* Oil prices dive to lowest in more than 5 weeks
* U.S. gasoline stocks build shocks during driving season
* Charts show Brent, U.S. crude in oversold territory (New throughout, updates prices and market activity)
By Scott DiSavino
NEW YORK, June 14 (Reuters) - Oil prices sank more than 3 percent to their lowest in more than five weeks on Wednesday following U.S. data showing an unexpectedly large weekly build in U.S. gasoline inventories and International Energy Agency (IEA)data projecting a big increase in non-OPEC output in 2018.
The increase in U.S. gasoline inventories drove down RBOB futures by more than 4 percent, tugging Brent and U.S. crude futures lower with them, analysts said.
“The industry continues to turn a crude oil surplus into a gasoline and distillate product surplus,” Andrew Lipow, president of Lipow Oil Associates in Houston said.
After rising for three consecutive days, Brent futures were down $1.81, or 3.7 percent, at $46.91 by 12:44 p.m. EDT (1644 GMT).

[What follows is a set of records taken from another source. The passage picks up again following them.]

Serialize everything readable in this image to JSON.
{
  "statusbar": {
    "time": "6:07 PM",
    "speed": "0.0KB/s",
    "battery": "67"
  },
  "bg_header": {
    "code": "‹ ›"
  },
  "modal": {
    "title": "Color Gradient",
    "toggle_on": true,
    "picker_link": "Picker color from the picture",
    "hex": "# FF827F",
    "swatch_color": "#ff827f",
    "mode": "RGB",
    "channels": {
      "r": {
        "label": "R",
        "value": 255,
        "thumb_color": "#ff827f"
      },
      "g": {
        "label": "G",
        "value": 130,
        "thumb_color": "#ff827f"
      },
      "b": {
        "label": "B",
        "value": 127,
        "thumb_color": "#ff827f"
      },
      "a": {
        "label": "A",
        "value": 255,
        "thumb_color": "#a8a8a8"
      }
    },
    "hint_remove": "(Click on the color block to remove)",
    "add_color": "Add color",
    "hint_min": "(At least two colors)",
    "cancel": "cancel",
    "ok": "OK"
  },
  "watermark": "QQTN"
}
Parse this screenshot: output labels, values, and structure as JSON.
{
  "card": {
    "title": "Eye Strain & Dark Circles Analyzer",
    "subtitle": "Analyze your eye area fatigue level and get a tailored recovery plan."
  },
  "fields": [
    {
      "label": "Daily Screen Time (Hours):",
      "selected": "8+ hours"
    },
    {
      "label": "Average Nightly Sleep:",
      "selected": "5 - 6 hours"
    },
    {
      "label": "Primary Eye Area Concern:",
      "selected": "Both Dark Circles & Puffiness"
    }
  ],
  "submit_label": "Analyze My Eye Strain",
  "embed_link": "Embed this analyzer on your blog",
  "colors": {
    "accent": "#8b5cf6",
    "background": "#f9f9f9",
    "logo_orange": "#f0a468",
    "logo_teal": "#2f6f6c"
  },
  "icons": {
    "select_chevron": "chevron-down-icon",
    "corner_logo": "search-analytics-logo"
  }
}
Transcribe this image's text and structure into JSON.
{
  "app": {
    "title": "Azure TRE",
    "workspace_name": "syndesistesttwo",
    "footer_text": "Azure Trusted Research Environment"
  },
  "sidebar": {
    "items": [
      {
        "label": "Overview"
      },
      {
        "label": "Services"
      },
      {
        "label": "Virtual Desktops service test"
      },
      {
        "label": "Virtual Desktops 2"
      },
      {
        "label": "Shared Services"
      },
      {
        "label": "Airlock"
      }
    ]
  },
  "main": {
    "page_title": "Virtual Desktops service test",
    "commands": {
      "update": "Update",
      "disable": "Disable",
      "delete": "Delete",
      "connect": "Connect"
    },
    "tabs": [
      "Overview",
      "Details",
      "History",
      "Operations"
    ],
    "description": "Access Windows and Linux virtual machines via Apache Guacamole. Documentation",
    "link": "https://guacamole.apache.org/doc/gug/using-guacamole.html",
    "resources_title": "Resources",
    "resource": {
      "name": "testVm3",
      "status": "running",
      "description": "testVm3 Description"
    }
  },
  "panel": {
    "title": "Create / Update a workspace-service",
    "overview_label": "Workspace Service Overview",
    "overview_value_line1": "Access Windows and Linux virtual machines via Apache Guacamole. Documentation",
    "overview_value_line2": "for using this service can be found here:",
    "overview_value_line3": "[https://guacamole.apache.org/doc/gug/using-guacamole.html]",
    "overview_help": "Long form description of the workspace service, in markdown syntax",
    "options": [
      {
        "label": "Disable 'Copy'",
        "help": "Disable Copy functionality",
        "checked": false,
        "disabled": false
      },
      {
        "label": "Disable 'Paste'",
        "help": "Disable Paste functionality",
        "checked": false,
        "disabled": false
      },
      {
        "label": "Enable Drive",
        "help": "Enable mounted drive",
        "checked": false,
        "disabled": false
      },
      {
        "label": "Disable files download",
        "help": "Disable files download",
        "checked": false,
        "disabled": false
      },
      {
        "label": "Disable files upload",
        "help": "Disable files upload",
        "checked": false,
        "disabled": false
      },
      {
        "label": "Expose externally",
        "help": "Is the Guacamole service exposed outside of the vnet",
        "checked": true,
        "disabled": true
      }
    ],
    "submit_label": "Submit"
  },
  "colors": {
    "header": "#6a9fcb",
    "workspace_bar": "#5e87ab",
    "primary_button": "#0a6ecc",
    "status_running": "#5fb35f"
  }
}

U.S. West Texas Intermediate crude was down $1.75, or 3.8 percent, at $44.71 per barrel.
Both contracts hit their lowest since May 5, driving them into technically oversold territory.
The U.S. Energy Information Administration (EIA) said gasoline inventories increased by 2.1 million barrels during the week ended June 9, while crude inventories decreased by 1.7 million barrels.
That compares with analysts estimates in a Reuters poll for a 0.5 million barrel draw in gasoline stocks and a 2.7 million barrel draw in crude inventories.
OPEC and other exporters such as Russia have agreed to keep production almost 1.8 million barrels per day (bpd) below the levels pumped at the end of last year and not to increase output until the end of the first quarter of 2018.
But adherence to the cuts is under scrutiny and the producer group said this week its output rose by 336,000 bpd in May to 32.14 million bpd.
Oil inventories are near record highs in some parts of the world, and producers outside the OPEC deal are increasing output.
The IEA said in a separate report earlier Wednesday it expected growth in non-OPEC supply to outpace demand growth next year.
“Our first outlook for 2018 makes sobering reading for those producers looking to restrain supply,” the IEA said in its monthly oil market report.
A rapid rise in U.S. shale oil output will contribute to the increase in non-OPEC supply next year, the IEA said.
“The outlook for oil hinges on the effectiveness of the OPEC cuts relative to the supply increases from U.S. shale,” said William O‘Loughlin, analyst at Australia’s Rivkin Securities.
Global demand continues to grow, but not by enough to get rid of the glut.
Demand grew 1 percent in 2016, roughly in line with the previous two years, but well below the 10-year average of 1.8 percent, BP said in its benchmark Statistical Review of World Energy on Tuesday.